The rain was coming down thicker, heavier. Water was standing in puddles along the edge of the road. It was darker. Eerie. Rose squinted against the darkness. It was vast and frightening. Her hands began to sweat. The blood pounded angrily in her temples.


She rushed forward with the speed and agility of a race car driver. It seemed that she would never make it to the hospital on time. And she had to. She just had too.


A flash of lightening bolted from the sky somewhere to her left. For a split second it seemed as if something was in the road ahead of her. An ebony figure.


Another bolt of lightening came closer, brightening her surroundings.

It was a woman. A young woman. Her hair was dark and long, matted around her shoulders, hanging in her eyes. She wore a ruffled dress that clung to her wet body.

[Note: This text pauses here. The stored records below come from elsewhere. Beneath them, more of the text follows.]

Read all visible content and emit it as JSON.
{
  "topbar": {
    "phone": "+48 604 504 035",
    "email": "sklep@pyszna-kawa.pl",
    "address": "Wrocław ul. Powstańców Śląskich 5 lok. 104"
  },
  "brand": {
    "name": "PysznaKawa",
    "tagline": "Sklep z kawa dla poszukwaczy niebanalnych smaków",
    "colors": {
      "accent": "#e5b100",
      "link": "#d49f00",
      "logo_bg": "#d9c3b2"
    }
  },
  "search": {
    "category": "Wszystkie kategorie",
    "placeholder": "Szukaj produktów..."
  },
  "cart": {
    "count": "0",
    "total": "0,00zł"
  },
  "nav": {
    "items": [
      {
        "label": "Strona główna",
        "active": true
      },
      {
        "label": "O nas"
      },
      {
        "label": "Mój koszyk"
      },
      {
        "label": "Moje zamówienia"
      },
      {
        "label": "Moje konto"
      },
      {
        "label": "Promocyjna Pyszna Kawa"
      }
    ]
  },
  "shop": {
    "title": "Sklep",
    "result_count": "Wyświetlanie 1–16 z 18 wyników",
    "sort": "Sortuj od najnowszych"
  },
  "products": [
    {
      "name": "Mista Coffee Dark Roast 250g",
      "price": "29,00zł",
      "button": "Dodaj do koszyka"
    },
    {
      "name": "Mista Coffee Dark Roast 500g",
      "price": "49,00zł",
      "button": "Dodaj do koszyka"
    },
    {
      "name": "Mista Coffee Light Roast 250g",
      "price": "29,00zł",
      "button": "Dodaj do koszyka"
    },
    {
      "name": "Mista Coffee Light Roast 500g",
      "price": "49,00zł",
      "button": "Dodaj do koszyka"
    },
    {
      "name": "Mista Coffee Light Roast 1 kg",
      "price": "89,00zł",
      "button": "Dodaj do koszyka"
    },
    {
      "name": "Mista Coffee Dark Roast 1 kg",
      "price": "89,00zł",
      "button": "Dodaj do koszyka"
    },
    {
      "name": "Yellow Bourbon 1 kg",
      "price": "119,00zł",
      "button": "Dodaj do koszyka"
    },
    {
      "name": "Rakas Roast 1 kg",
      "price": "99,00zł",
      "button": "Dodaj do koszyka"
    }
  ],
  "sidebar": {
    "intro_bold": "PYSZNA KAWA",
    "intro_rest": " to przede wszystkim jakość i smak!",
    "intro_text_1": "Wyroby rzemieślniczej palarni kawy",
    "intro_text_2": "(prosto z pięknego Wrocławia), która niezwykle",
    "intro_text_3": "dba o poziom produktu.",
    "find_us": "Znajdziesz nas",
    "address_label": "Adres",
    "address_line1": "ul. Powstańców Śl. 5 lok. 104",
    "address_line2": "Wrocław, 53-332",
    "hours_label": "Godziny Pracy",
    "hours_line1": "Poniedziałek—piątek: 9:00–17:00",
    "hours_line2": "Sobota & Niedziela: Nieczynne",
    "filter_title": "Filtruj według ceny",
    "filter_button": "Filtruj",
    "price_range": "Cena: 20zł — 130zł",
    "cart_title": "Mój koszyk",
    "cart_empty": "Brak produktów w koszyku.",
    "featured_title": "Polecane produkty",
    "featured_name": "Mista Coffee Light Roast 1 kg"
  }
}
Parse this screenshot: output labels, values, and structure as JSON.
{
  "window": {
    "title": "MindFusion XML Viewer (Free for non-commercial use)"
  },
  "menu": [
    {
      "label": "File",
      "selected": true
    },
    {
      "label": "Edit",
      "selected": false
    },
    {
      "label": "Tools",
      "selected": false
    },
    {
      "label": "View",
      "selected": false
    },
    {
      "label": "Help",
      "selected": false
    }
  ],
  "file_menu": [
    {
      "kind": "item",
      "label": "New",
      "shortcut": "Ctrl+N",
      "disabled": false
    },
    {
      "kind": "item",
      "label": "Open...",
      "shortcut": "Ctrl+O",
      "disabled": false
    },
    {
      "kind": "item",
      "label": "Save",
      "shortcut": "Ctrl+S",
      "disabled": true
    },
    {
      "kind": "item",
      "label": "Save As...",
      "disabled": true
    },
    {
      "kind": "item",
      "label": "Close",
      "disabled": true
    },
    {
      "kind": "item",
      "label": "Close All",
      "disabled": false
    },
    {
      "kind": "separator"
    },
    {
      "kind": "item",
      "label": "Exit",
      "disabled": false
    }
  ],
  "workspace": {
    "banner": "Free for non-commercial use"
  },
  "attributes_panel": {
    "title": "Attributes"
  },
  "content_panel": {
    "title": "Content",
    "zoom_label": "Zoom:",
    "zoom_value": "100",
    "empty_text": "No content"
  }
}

Rose slammed on her breaks, but they didn’t work. She tried them again, but nothing. She began to pump her breaks over and over again, but the car maintained its speed, never slowing.


Fear spread through her, consuming her. She gulped for air, but nothing happened. She was frozen with terror. Numb, paralyzed.


The girl just stood there, like a zombie, refusing to move. Her eyes were huge, round black orbs that seemed hauntingly familiar to her. It was as if the girl were staring at Rose, challenging her.


Rose jerked the steering wheel to move around the girl. She jerked too hard and the car began to fishtail. A cry wrenched from her lungs as her car began to slide against the wet road. She heard a thud and felt the vibrations as she struck the girl with the rear of her car.


Rose spun around hitting the concrete barrier. The last thing she remembered before closing her eyes was seeing the lifeless body of the girl lying in the street beside her.